Das Ende des Perikleischen Zeitalters

28Apr10

Perikles lebte im 5. Jahrhundert vor unserer Zeitrechnung in Athen. Er zerstörte den griechischen Zusammenhalt des Attischen Seebundes, indem er dessen Schätze für Zwecke der Stadt Athen missbrauchte. Er beschnitt die Macht des Obersten Gerichtshofes von Athen und öffnete mit seiner totalen Demokratie sowohl der Willkür als auch der politischen Korruption Tür und Tor. Und weil es ihm nicht gelang, sich mit Sparta ins Benehmen zu setzen, riss er Athen aus der größten Kulturblüte in den Abgrund des Peloponnesischen Krieges. Davon hat sich Athen nie wieder erholt. Griechenland war nach diesem Dreißigjährigen Krieg kein selbständiges politisches Gebilde mehr.

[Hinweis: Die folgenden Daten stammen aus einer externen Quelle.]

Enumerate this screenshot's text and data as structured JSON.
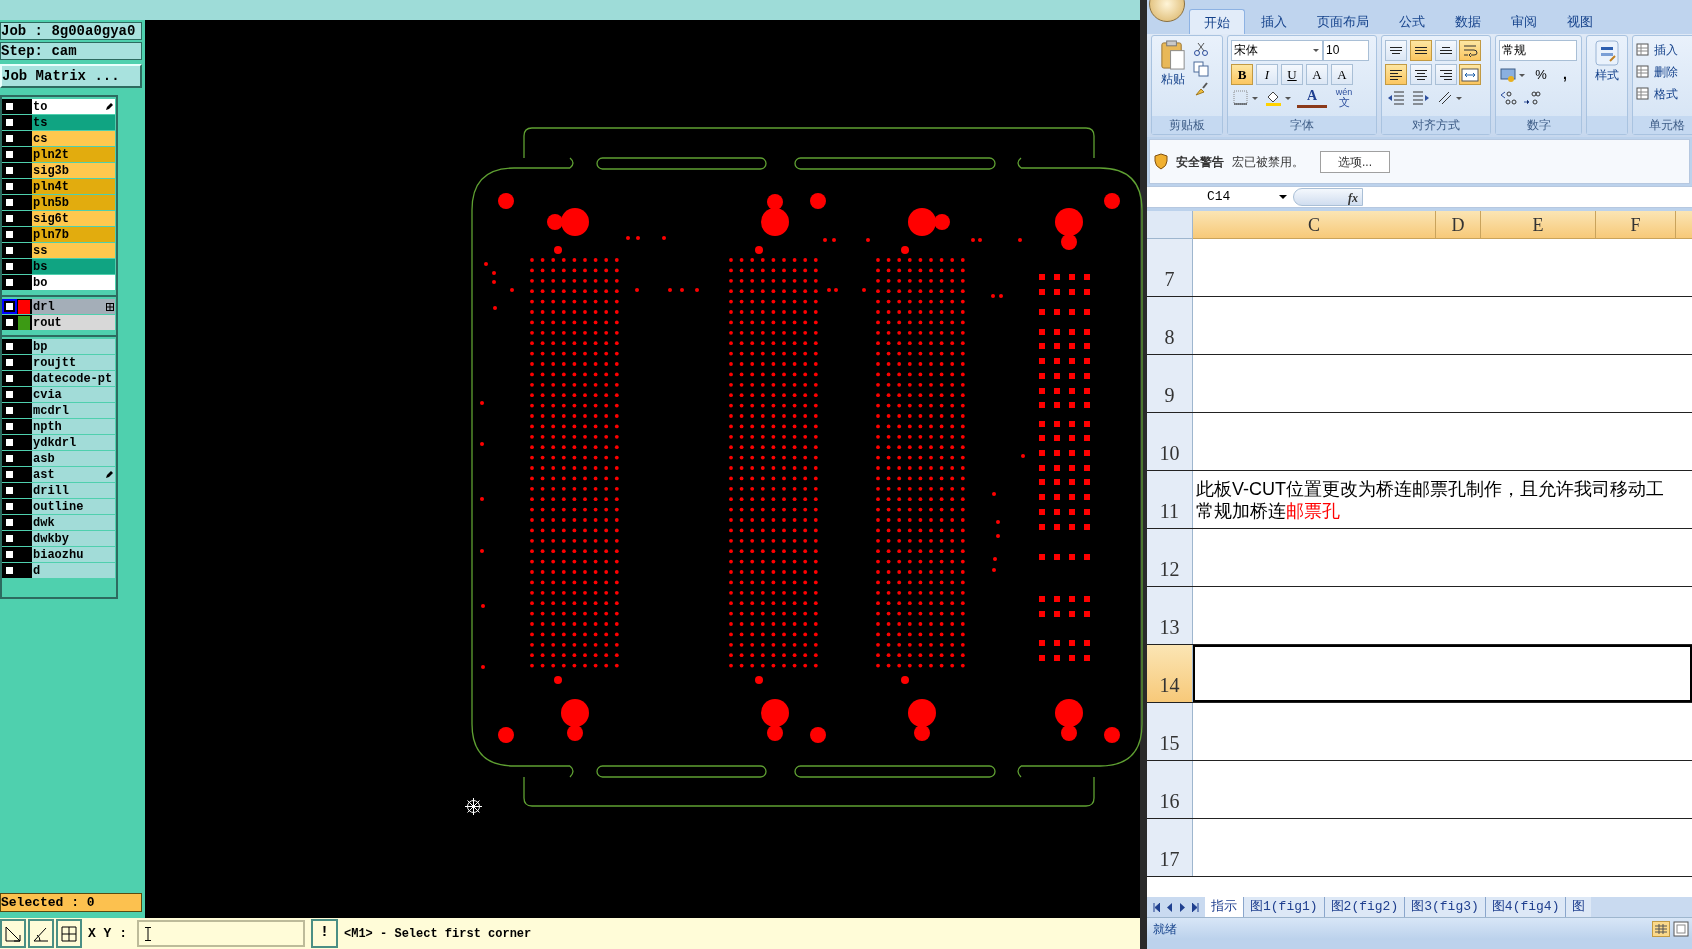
{
  "cam": {
    "job": "Job : 8g00a0gya0",
    "step": "Step: cam",
    "matrix_button": "Job Matrix ...",
    "layer_groups": [
      [
        {
          "name": "to",
          "color": "#ffffff",
          "active": false,
          "kind": "pen"
        },
        {
          "name": "ts",
          "color": "#10a482",
          "active": false
        },
        {
          "name": "cs",
          "color": "#ffc84e",
          "active": false
        },
        {
          "name": "pln2t",
          "color": "#e2ac0e",
          "active": false
        },
        {
          "name": "sig3b",
          "color": "#ffc84e",
          "active": false
        },
        {
          "name": "pln4t",
          "color": "#e2ac0e",
          "active": false
        },
        {
          "name": "pln5b",
          "color": "#e2ac0e",
          "active": false
        },
        {
          "name": "sig6t",
          "color": "#ffc84e",
          "active": false
        },
        {
          "name": "pln7b",
          "color": "#e2ac0e",
          "active": false
        },
        {
          "name": "ss",
          "color": "#ffc84e",
          "active": false
        },
        {
          "name": "bs",
          "color": "#10a482",
          "active": false
        },
        {
          "name": "bo",
          "color": "#ffffff",
          "active": false
        }
      ],
      [
        {
          "name": "drl",
          "color": "#a4aeb8",
          "active": true,
          "swatch": {
            "color": "#ff0000"
          },
          "kind": "grid"
        },
        {
          "name": "rout",
          "color": "#d8d8d8",
          "active": false,
          "swatch": {
            "color": "#3c9a14"
          }
        }
      ],
      [
        {
          "name": "bp",
          "color": "#a2dcd8",
          "active": false
        },
        {
          "name": "roujtt",
          "color": "#a2dcd8",
          "active": false
        },
        {
          "name": "datecode-pt",
          "color": "#a2dcd8",
          "active": false
        },
        {
          "name": "cvia",
          "color": "#a2dcd8",
          "active": false
        },
        {
          "name": "mcdrl",
          "color": "#a2dcd8",
          "active": false
        },
        {
          "name": "npth",
          "color": "#a2dcd8",
          "active": false
        },
        {
          "name": "ydkdrl",
          "color": "#a2dcd8",
          "active": false
        },
        {
          "name": "asb",
          "color": "#a2dcd8",
          "active": false
        },
        {
          "name": "ast",
          "color": "#a2dcd8",
          "active": false,
          "kind": "pen"
        },
        {
          "name": "drill",
          "color": "#a2dcd8",
          "active": false
        },
        {
          "name": "outline",
          "color": "#a2dcd8",
          "active": false
        },
        {
          "name": "dwk",
          "color": "#a2dcd8",
          "active": false
        },
        {
          "name": "dwkby",
          "color": "#a2dcd8",
          "active": false
        },
        {
          "name": "biaozhu",
          "color": "#a2dcd8",
          "active": false
        },
        {
          "name": "d",
          "color": "#a2dcd8",
          "active": false
        }
      ]
    ],
    "selected": "Selected : 0",
    "coord_label": "X Y :",
    "exclaim": "!",
    "message": "<M1> - Select first corner"
  },
  "excel": {
    "tabs": [
      {
        "label": "开始",
        "selected": true
      },
      {
        "label": "插入",
        "selected": false
      },
      {
        "label": "页面布局",
        "selected": false
      },
      {
        "label": "公式",
        "selected": false
      },
      {
        "label": "数据",
        "selected": false
      },
      {
        "label": "审阅",
        "selected": false
      },
      {
        "label": "视图",
        "selected": false
      }
    ],
    "clipboard": {
      "label": "剪贴板",
      "paste": "粘贴"
    },
    "font": {
      "label": "字体",
      "name": "宋体",
      "size": "10",
      "buttons": [
        {
          "kind": "bold",
          "label": "B",
          "selected": true
        },
        {
          "kind": "italic",
          "label": "I",
          "selected": false
        },
        {
          "kind": "underline",
          "label": "U",
          "selected": false
        },
        {
          "kind": "grow",
          "label": "A",
          "selected": false
        },
        {
          "kind": "shrink",
          "label": "A",
          "selected": false
        }
      ],
      "phonetic": "文",
      "phonetic_sup": "wén",
      "color_letter": "A"
    },
    "alignment": {
      "label": "对齐方式",
      "buttons": [
        {
          "kind": "align-top",
          "selected": false
        },
        {
          "kind": "align-middle",
          "selected": true
        },
        {
          "kind": "align-bottom",
          "selected": false
        },
        {
          "kind": "wrap",
          "selected": true
        },
        {
          "kind": "align-left",
          "selected": true
        },
        {
          "kind": "align-center",
          "selected": false
        },
        {
          "kind": "align-right",
          "selected": false
        },
        {
          "kind": "merge",
          "selected": true
        }
      ]
    },
    "number": {
      "label": "数字",
      "format": "常规",
      "percent": "%",
      "comma": ","
    },
    "styles": {
      "label": "样式"
    },
    "cells": {
      "label": "单元格",
      "items": [
        "插入",
        "删除",
        "格式"
      ]
    },
    "security": {
      "title": "安全警告",
      "message": "宏已被禁用。",
      "button": "选项..."
    },
    "name_box": "C14",
    "fx": "fx",
    "columns": [
      {
        "label": "C"
      },
      {
        "label": "D"
      },
      {
        "label": "E"
      },
      {
        "label": "F"
      }
    ],
    "rows": [
      {
        "number": "7",
        "selected": false
      },
      {
        "number": "8",
        "selected": false
      },
      {
        "number": "9",
        "selected": false
      },
      {
        "number": "10",
        "selected": false
      },
      {
        "number": "11",
        "selected": false,
        "lines": [
          [
            {
              "text": "此板V-CUT位置更改为桥连邮票孔制作，且允许我司移动工"
            }
          ],
          [
            {
              "text": "常规加桥连"
            },
            {
              "text": "邮票孔",
              "color": "#ff0000"
            }
          ]
        ]
      },
      {
        "number": "12",
        "selected": false
      },
      {
        "number": "13",
        "selected": false
      },
      {
        "number": "14",
        "selected": true
      },
      {
        "number": "15",
        "selected": false
      },
      {
        "number": "16",
        "selected": false
      },
      {
        "number": "17",
        "selected": false
      }
    ],
    "sheet_tabs": [
      {
        "label": "指示",
        "selected": true
      },
      {
        "label": "图1(fig1)",
        "selected": false
      },
      {
        "label": "图2(fig2)",
        "selected": false
      },
      {
        "label": "图3(fig3)",
        "selected": false
      },
      {
        "label": "图4(fig4)",
        "selected": false
      },
      {
        "label": "图",
        "selected": false
      }
    ],
    "status": "就绪"
  }
}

Als Europa aber im 19. Jahrhundert plötzlich die altgriechische Kultur entdeckte, konnte auch Perikles von einer romantischen Verklärung alles Griechischen profitieren. Obwohl die Kulturgrößen der Zeit – von Aristophanes bis Sokrates – seine Politik als billigen Populismus gegeißelt hatten. Die Idee, dass ausgerechnet der für den seinerzeitigen Untergang Athens Verantwortliche mit der früheren Kulturblüte in eins gesetzt wird, dürfte heute jedoch endgültig leergelaufen zu sein. Und im Umgang mit dem heutigen Griechenland ist nunmehr Sachlichkeit gefragt – auch wenn’s Anne nicht will.